Thursday, April 18, 2024

Spring Update: NDVI Differences

Last September, I wrote about Finding the Greenest Place in AZ.  This Spring, we have continued to compare and evaluate the different NDVI difference mapping applications and compare them to the actual growth of wildflowers and grasses we see when we go out hiking.  

Methods

I conduct pre-field research to identify predicted greenness/moisture from UA's Droughtview, USGS VegDRI, and NWS Accumulated Precipitation.  I take a screenshot of each product and assign the proposed site a scale from 1 (driest) to 10 (greenest).  We then visit the area and evaluate the plant production, recording example photos of overall landscape greenness, as well as assigning a score.  The data are organized in a OneNote table.  I then compare the numerical scores in an excel table, adding up the differences between each model and the observations.  


Results

So far, the UA model seems to slightly overestimate greenness, the USGS model greatly underestimates greenness, and the NWS precipitation record comes out closest to observation.

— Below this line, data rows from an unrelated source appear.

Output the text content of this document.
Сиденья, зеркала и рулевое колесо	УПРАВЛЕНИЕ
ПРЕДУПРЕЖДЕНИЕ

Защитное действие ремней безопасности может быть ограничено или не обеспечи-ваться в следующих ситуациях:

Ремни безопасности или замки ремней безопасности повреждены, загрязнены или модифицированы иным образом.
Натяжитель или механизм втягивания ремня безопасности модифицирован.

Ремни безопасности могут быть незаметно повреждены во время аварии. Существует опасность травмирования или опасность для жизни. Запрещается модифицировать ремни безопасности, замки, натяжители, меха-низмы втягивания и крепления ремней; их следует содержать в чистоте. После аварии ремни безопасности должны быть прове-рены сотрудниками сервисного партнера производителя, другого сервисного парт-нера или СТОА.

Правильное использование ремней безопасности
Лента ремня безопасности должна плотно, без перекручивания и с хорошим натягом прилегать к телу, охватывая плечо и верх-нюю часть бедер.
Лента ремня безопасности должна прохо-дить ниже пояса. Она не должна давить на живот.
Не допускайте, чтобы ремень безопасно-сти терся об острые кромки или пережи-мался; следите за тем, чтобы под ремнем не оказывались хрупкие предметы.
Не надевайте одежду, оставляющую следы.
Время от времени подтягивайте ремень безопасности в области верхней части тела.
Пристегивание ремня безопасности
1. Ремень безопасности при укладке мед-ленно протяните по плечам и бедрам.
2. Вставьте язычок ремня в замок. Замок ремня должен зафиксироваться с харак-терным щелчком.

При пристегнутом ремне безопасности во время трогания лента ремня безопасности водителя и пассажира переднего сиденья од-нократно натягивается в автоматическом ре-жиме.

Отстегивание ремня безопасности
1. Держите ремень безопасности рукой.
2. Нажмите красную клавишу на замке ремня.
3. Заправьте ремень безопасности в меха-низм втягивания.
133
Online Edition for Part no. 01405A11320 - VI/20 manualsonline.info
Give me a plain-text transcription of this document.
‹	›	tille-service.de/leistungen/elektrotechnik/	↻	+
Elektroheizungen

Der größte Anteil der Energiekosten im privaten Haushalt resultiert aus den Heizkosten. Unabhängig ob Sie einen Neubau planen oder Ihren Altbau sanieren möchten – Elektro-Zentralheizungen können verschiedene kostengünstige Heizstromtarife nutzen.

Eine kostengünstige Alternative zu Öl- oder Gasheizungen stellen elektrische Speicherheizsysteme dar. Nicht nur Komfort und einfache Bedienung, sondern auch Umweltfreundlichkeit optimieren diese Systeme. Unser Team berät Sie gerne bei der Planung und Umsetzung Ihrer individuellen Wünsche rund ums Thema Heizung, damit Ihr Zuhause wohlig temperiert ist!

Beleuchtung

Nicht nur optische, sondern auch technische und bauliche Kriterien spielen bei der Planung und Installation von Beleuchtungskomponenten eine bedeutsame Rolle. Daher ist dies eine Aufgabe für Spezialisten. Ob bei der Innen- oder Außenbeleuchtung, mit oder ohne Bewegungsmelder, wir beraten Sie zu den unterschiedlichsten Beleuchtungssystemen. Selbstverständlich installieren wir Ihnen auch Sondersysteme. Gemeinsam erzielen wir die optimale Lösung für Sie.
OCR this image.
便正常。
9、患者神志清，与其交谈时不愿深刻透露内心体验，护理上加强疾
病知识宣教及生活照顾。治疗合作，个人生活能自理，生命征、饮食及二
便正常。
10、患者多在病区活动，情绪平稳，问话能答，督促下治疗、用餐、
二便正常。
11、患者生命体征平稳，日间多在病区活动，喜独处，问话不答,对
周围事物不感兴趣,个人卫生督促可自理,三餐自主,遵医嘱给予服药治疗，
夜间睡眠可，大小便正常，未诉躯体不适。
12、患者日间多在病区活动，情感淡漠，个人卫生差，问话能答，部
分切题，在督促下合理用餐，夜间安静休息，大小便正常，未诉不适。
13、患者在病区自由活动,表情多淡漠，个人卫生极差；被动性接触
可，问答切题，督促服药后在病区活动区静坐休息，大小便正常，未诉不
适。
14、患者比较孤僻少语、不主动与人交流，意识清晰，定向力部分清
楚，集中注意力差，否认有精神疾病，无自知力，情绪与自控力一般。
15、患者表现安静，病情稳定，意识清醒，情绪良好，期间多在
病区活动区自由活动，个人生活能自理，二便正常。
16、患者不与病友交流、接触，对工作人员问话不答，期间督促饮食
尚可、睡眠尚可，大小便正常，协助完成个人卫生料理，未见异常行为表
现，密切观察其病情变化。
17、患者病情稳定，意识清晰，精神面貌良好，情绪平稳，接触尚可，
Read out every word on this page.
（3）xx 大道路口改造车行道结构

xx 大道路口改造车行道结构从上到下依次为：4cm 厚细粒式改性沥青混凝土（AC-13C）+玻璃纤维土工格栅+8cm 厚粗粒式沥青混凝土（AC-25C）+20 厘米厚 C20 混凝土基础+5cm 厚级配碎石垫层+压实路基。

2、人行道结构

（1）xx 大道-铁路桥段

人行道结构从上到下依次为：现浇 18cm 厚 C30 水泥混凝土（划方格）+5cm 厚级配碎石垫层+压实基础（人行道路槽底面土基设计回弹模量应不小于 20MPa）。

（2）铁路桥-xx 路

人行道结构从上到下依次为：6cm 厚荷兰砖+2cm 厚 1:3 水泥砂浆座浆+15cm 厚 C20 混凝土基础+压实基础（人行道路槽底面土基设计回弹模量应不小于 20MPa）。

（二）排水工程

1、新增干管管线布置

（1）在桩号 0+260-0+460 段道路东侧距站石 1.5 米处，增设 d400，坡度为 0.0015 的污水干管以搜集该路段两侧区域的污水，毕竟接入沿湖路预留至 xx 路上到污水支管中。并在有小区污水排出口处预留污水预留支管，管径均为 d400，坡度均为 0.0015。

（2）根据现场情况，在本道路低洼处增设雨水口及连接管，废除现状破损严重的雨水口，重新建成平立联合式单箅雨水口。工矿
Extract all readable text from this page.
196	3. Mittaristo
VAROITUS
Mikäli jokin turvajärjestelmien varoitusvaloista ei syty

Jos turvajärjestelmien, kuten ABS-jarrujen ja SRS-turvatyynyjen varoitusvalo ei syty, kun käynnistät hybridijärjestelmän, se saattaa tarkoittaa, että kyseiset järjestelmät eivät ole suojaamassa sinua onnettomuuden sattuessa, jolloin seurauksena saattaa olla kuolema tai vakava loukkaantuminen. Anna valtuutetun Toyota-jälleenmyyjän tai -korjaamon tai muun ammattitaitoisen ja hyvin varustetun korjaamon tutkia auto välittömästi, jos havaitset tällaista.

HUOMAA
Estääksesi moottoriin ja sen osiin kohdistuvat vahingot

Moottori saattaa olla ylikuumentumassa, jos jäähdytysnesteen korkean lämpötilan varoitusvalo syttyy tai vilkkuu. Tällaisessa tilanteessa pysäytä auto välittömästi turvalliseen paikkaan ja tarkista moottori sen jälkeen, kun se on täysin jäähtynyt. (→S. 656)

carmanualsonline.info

For the UA model, I think it might be helpful to have a difference from maximum, instead of the difference from period. The latter overestimates early spring greenness when the denominator NDVI is very small, so any amount of NDVI in the numerator saturates the index.  Using the maximum NDVI for that pixel could help with this phenology issue.  Plus, % of maximum NDVI may be more intuitive than “difference from average”.

The USGS VegDRI index consistently estimates pre-drought to severe drought in areas that have above average precipitation this water year and have an NDVI above average.  This leads me to think that VegDRI 7-Day eVIIRS is either not well calibrated to the desert southwest, or perhaps that it is better used as a predictive index – perhaps these areas are drying out even though they currently appear green?  However, SWCC does not show significant vegetation drying yet in the areas I assessed.  


Examples

Wingfield Mesa:  UA Droughtview shows this area at maximum NDVI (for this time of year)(=10/10), USGS showed it as pre-drought to moderate drought (4/10) , and NWS shows 125-200% of normal year to date precipitation (9/10).  It is quite green, but it is still early in the growing season and the mesquite have not leafed out yet.  We rated it 6 out of 10.  


Dugas Rd:  UA shows above average (8/10), while USGS showed Moderate drought (3.5/10) and NWS showed slightly below average precipitation (75-90%) (3.5/10).  It is quite green right now, but again not quite at maximum greenness production.  We rated it 8 out of 10.